When I was in my twenties, for instance, I went through a period where I thought I might become an actor. A few different decisions thirty-five years ago and right now I might be waiting tables in New York City waiting for my next bit part as a witness on Law and Order: SVU.
In my mid-thirties I thought I was called to be a pastoral counselor; in my forties I thought I was called to be a community organizer. At various points in my life I thought I was supposed to be something different from a minister, yet here I am, and happy to be here. One thing I never thought was that I would become as deeply involved in homelessness as I am here. That happened because God called me to a church in Texas, which I never expected; and to this church in particular, that has a long-standing commitment to homeless ministry. I could never have predicted or planned any of this.
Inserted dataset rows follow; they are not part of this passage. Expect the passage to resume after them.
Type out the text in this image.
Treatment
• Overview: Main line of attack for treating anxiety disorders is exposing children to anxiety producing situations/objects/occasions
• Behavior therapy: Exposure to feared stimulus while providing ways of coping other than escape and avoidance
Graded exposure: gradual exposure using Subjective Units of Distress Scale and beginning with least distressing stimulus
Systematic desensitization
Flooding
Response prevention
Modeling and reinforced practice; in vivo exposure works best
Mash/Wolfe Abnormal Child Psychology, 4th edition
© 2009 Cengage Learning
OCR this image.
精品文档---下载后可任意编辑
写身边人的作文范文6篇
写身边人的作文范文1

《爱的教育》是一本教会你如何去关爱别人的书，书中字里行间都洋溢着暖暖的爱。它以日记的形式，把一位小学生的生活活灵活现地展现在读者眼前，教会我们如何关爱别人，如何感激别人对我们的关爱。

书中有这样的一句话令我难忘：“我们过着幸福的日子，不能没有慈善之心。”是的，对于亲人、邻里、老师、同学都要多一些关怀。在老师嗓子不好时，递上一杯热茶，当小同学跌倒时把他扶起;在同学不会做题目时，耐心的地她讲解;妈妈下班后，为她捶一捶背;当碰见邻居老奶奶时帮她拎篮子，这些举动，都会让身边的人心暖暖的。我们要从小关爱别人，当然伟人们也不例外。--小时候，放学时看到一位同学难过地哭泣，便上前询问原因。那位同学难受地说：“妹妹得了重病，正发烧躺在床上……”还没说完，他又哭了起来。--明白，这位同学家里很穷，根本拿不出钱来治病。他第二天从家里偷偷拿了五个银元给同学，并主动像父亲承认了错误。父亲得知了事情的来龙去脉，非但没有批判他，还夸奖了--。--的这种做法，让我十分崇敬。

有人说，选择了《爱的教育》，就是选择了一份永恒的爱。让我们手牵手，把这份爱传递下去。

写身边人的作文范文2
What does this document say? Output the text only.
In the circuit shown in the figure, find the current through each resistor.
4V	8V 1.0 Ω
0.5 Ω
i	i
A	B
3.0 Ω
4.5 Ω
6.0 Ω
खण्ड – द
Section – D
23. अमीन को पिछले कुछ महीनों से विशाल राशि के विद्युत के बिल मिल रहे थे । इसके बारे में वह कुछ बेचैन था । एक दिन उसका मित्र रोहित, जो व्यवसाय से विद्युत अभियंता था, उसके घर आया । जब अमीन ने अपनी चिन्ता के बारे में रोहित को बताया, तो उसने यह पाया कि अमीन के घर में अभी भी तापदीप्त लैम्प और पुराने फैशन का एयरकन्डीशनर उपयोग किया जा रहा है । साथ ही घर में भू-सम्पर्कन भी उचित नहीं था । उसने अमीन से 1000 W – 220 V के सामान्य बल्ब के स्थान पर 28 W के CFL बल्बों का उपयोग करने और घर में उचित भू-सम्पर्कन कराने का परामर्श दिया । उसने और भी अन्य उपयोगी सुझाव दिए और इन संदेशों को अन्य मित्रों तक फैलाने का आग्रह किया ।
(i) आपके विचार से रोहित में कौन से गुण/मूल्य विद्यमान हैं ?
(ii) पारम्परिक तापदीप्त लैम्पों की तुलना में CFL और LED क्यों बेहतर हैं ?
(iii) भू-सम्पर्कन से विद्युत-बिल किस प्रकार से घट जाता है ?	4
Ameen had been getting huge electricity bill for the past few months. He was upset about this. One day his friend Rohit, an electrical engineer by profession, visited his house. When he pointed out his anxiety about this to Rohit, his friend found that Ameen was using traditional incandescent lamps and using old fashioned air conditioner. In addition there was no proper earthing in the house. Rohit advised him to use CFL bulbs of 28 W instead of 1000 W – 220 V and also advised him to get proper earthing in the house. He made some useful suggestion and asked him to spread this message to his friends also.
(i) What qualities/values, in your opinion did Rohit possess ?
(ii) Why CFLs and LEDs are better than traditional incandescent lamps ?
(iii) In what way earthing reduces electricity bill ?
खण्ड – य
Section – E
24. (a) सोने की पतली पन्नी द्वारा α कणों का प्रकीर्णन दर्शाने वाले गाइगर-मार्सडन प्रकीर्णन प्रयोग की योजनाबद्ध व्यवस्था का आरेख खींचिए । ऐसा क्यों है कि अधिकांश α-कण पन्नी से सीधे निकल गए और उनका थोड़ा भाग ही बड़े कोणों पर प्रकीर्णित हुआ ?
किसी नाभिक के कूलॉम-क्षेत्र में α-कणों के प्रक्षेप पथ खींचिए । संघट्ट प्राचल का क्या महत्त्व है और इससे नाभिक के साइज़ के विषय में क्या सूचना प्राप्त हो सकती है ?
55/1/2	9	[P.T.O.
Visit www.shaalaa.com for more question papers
Along the way life gave me a lot of lemons, too—some of which I brought on myself, and some of which were out of my control. Dealing with one’s own flaws, and with pain and loss and suffering, is never any fun. But it can shape us to be more compassionate, more durable, more wise, and more determined. I heard recently about a Japanese American woman named Chizu Amore. When she was twelve she and her family were imprisoned in an internment camp after the Japanese attack on Pearl Harbor. Now nearly ninety, she is an outspoken in her opposition of detaining immigrant children on the Mexican border. She says that she and other formerly interned Japanese Americans feel like “because of our particular history we have the moral authority” to ask that the United States “not repeat history.” “I just want to do something useful in my old age,” she says. Certainly life took her places she didn’t want to go, but she is using that experience now for redemptive purposes.
I had an older mentor several years ago who said to me, “The older I get, the more comfortable I get with the idea that God is sovereign.” She meant by that that over the years she’d learned the hard way that the best laid plans are best laid to rest. Experience had taught her to relinquish her grip on her own life and her own plans and to trust God to take her the direction she needed to go. Life is too full of surprises for any of our own plans to last long or to hold much water. It’s no fun to live our lives as if every unexpected turn of fate is out there simply to thwart our personal plan. It’s more rewarding to see in the unexpected an answer to our ignorance—an opportunity to discover a new world.
I expect that Bennie’s two-month trip in India will shape him for years, probably for the rest of his life, in ways that strengthen his character and direct him to new and surprising places. Something of the same happens when we follow Christ. We follow him into that blank space on the map that looks like nowhere—and by the time we are done we discover this is the somewhere that we’ve always needed to be.
[1] Harari, Yuval Noah. Sapiens: A Brief History of Humankind. New York: Harper Perennial, 2014. Chapter 14: The Discovery of Ignorance.